El gobierno francés amenaza con una represión sangrienta de las protestas de los “chalecos amarillos”

por Alex Lantier y Francis Dubois
10 diciembre 2018

Antes de las protestas de hoy con los manifestantes de los “chalecos amarillos” contra el presidente Emmanuel Macron en París, el gobierno francés emitió amenazas sin precedentes de una sangrienta represión en la capital. En medio del creciente apoyo a los “chalecos amarillos” entre los estudiantes y los trabajadores, y el aumento de la ira popular contra Macron, los altos funcionarios están advirtiendo que no se detendrán ante nada para intimidar y amenazar a los manifestantes. Unos 89.000 policías antidisturbios y vehículos blindados se desplegarán hoy.

El intento de Macron de poner fin a la protesta aplazando primero y, finalmente, cancelando el aumento del impuesto al combustible que provocó por primera vez las manifestaciones, ha fracasado. En cambio, el movimiento ha continuado extendiéndose a través de Francia e internacionalmente, a Bélgica, a los Países Bajos y hasta a Irak.

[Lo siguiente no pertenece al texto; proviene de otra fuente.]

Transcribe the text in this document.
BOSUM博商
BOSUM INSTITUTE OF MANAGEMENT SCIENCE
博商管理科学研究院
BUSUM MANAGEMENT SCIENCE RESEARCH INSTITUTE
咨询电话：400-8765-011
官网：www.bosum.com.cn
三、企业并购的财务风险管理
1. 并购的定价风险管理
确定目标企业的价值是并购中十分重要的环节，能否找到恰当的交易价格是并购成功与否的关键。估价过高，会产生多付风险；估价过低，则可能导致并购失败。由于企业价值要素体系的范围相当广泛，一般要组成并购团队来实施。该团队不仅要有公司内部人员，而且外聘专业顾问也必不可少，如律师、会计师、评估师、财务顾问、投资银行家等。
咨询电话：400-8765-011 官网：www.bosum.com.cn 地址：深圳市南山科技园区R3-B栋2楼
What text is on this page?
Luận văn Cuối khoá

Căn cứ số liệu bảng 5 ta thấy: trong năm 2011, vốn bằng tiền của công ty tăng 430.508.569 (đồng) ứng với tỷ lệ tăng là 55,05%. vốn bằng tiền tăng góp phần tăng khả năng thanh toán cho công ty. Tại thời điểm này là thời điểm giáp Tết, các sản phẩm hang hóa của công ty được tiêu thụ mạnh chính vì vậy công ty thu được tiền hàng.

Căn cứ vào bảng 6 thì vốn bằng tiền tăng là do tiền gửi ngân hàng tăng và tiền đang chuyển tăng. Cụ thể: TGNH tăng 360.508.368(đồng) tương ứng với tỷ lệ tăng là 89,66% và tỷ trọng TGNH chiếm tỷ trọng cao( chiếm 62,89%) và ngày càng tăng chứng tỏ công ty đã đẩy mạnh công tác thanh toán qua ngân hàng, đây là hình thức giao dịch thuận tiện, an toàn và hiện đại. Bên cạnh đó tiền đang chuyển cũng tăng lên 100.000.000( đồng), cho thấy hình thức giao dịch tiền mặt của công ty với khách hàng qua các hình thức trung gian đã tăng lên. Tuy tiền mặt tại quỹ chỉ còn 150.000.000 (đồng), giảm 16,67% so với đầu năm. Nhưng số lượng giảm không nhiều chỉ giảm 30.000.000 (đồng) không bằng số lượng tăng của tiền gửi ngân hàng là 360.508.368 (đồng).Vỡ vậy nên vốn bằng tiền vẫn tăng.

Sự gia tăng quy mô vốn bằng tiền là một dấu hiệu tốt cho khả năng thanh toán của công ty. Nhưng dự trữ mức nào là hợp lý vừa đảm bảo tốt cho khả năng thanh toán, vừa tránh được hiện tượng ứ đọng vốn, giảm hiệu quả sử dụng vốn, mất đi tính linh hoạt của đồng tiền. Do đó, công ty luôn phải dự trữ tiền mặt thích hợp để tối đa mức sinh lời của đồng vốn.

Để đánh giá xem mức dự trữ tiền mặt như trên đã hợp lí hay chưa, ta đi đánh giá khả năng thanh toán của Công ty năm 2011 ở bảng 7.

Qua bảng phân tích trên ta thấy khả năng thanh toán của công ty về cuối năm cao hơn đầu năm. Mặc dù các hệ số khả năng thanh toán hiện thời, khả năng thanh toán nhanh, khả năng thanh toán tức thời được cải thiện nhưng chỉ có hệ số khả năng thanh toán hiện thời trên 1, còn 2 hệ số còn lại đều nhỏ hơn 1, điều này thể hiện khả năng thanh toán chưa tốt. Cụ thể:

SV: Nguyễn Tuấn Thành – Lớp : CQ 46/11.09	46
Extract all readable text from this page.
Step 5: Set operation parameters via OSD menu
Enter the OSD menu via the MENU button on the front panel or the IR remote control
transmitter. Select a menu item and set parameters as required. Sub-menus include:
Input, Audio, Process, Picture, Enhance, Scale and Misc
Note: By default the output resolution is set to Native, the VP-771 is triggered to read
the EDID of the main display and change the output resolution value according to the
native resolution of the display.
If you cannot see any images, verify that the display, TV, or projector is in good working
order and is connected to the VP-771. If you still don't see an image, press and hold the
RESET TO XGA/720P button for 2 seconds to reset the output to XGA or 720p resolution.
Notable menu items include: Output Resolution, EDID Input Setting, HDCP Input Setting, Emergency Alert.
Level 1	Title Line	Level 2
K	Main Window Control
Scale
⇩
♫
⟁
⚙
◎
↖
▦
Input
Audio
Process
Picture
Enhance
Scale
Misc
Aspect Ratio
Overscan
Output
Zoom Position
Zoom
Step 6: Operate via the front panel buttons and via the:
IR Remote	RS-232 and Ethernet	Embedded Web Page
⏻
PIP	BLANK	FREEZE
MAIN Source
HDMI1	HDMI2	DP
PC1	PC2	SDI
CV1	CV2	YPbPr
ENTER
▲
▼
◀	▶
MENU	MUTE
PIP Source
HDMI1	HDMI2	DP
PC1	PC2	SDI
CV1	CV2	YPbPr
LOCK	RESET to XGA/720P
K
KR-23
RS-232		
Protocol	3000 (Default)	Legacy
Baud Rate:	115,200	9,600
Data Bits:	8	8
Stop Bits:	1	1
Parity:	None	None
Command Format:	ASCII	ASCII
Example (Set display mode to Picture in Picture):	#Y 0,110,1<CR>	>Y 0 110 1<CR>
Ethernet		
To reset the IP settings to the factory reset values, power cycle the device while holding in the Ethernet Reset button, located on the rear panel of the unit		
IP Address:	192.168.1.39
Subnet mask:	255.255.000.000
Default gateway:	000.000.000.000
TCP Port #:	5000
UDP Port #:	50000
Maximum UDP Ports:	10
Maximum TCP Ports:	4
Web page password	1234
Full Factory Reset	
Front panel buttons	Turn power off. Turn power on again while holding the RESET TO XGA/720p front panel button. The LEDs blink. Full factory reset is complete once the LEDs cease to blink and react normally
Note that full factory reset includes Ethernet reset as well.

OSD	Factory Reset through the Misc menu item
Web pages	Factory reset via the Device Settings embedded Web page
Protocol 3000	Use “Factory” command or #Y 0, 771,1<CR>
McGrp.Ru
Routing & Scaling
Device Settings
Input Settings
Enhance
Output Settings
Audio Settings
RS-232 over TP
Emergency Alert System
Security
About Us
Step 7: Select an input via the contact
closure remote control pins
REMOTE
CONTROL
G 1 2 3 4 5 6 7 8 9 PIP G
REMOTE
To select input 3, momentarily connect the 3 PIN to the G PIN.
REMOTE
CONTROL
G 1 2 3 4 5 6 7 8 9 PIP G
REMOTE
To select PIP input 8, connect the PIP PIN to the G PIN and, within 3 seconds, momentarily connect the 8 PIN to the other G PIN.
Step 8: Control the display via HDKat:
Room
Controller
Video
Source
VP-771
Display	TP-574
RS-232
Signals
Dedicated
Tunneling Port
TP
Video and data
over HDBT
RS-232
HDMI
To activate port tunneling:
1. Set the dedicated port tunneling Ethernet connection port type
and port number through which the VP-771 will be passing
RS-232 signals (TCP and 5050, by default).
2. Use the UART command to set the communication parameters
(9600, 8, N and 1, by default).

En medio de las crecientes demandas de los “chalecos amarillos” de grandes aumentos salariales, impuestos a los ricos y más igualdad social, que su gobierno no tiene intención de cumplir, Macron se está preparando para un enfrentamiento.

Ayer, mientras las autoridades cerraban monumentos en París y las tiendas cerraban los escaparates en preparación para los disturbios, el portavoz Benjamin Griveaux habló con Le Parisien para señalar a los “chalecos amarillos” como asesinos de policías. “Vienen a aplastar, quemar, robar y atacar con la intención de matar a representantes del orden público”, dijo Griveaux. Cuando le preguntaron si les estaba diciendo a los manifestantes que no vinieran a París, él respondió: “Ese es el consejo que daría”.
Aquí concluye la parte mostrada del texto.